Швец грохнул кулаками по столу:

- Выбирай слова! Слышу интонацию врагов народа!

- Вы действительно верите, что маршал Тухачевский был врагом народа?

- А кем же еще?

- Кто штурмовал Кронштадт в двадцать первом?

- Как кто?! - Швец изумился. - Товарищ Сталин.

- Тухачевский, Сталин и Троцкий, - тихо сказал я, оглянувшись невольно.

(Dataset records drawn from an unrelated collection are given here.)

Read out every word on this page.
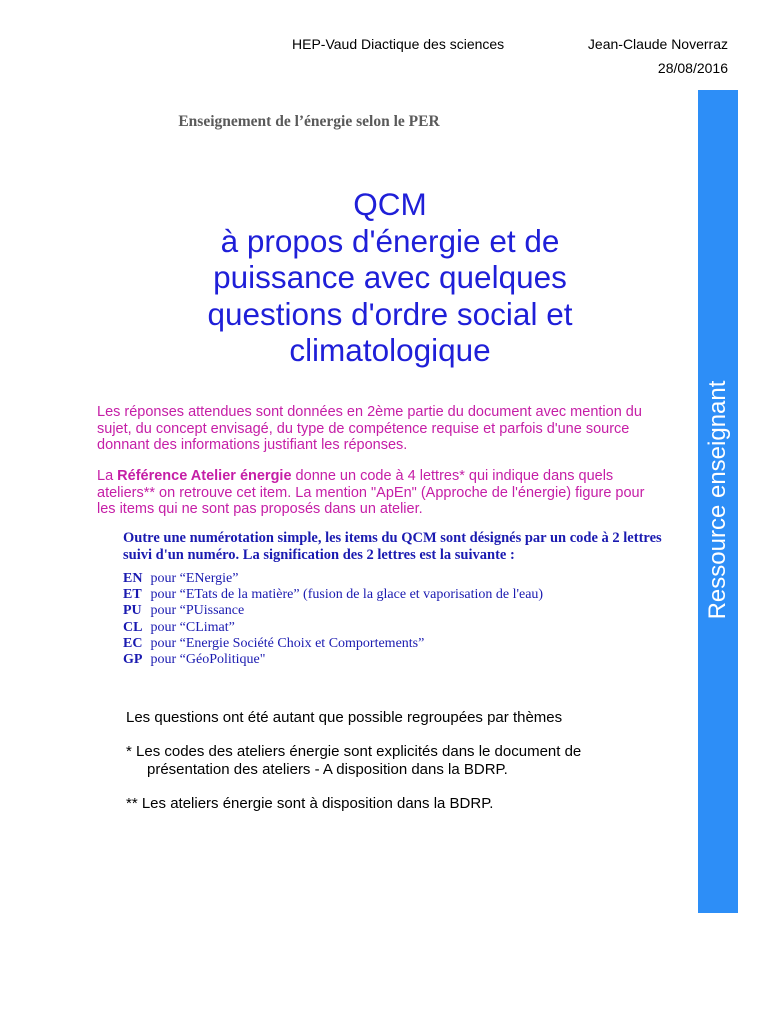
HEP-Vaud Diactique des sciences	Jean-Claude Noverraz
28/08/2016
Enseignement de l’énergie selon le PER
QCM
à propos d'énergie et de
puissance avec quelques
questions d'ordre social et
climatologique
Les réponses attendues sont données en 2ème partie du document avec mention du sujet, du concept envisagé, du type de compétence requise et parfois d'une source donnant des informations justifiant les réponses.
La Référence Atelier énergie donne un code à 4 lettres* qui indique dans quels ateliers** on retrouve cet item. La mention "ApEn" (Approche de l'énergie) figure pour les items qui ne sont pas proposés dans un atelier.
Outre une numérotation simple, les items du QCM sont désignés par un code à 2 lettres suivi d'un numéro. La signification des 2 lettres est la suivante :
EN pour “ENergie”
ET pour “ETats de la matière” (fusion de la glace et vaporisation de l'eau)
PU pour “PUissance
CL pour “CLimat”
EC pour “Energie Société Choix et Comportements”
GP pour “GéoPolitique"

Les questions ont été autant que possible regroupées par thèmes

* Les codes des ateliers énergie sont explicités dans le document de
présentation des ateliers - A disposition dans la BDRP.

** Les ateliers énergie sont à disposition dans la BDRP.

Ressource enseignant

- Я б тебя за такие слова на фронте к стенке поставил! И самолично пристрелил, как бешеного пса! - Швец разъярился. - Запомни: тридцать седьмой год был годом великого очищения! Мы освободились от скверны японо-германских наймитов! От гестаповцев и шпионов типа Каменева и Бухарина! Понял?! Мы выиграли войну благодаря тому, что обезвредили всех врагов народа!

Лицо Швеца вдруг жалобно сморщилось, он замотал головой и стал жалостливо повторять:

- Косинька, Косинька, мой маленький, за что ж такое?! Почему суки на свободе, а ты маешься?!

А я до ужаса явственно вспомнил плач отца, который донесся через открытые тюремные окна и его пронзительный крик: "Сынок!"

- За что такое горе, Косинька?! - Швец сокрушенно качал головой. - Ты ж нашему делу предан до последней капли, ты ж наш, наш!

К столику подошла официантка:

- Щи кончились, может, поменяем на порционную соляночку?

- Ладно, - сказал Швец, вытерев лицо квадратной ладонью, расплющенной "толкалкой". - Валяй сборную.

Он демонстративно отвернулся от меня и стал смотреть на эстраду, где рассаживались музыканты: аккордеонист, слепой скрипач, слепой барабанщик и огромная пианистка, похожая на Петра Первого. Скрипач взмахнул смычком, и оркестр заиграл песню о Сталине, - тогда все программы в вокзальных ресторанах так начинались. Швец стал проникновенно подпевать: "О Сталине мудром, большом и любимом, счастливые песни слагает народ..."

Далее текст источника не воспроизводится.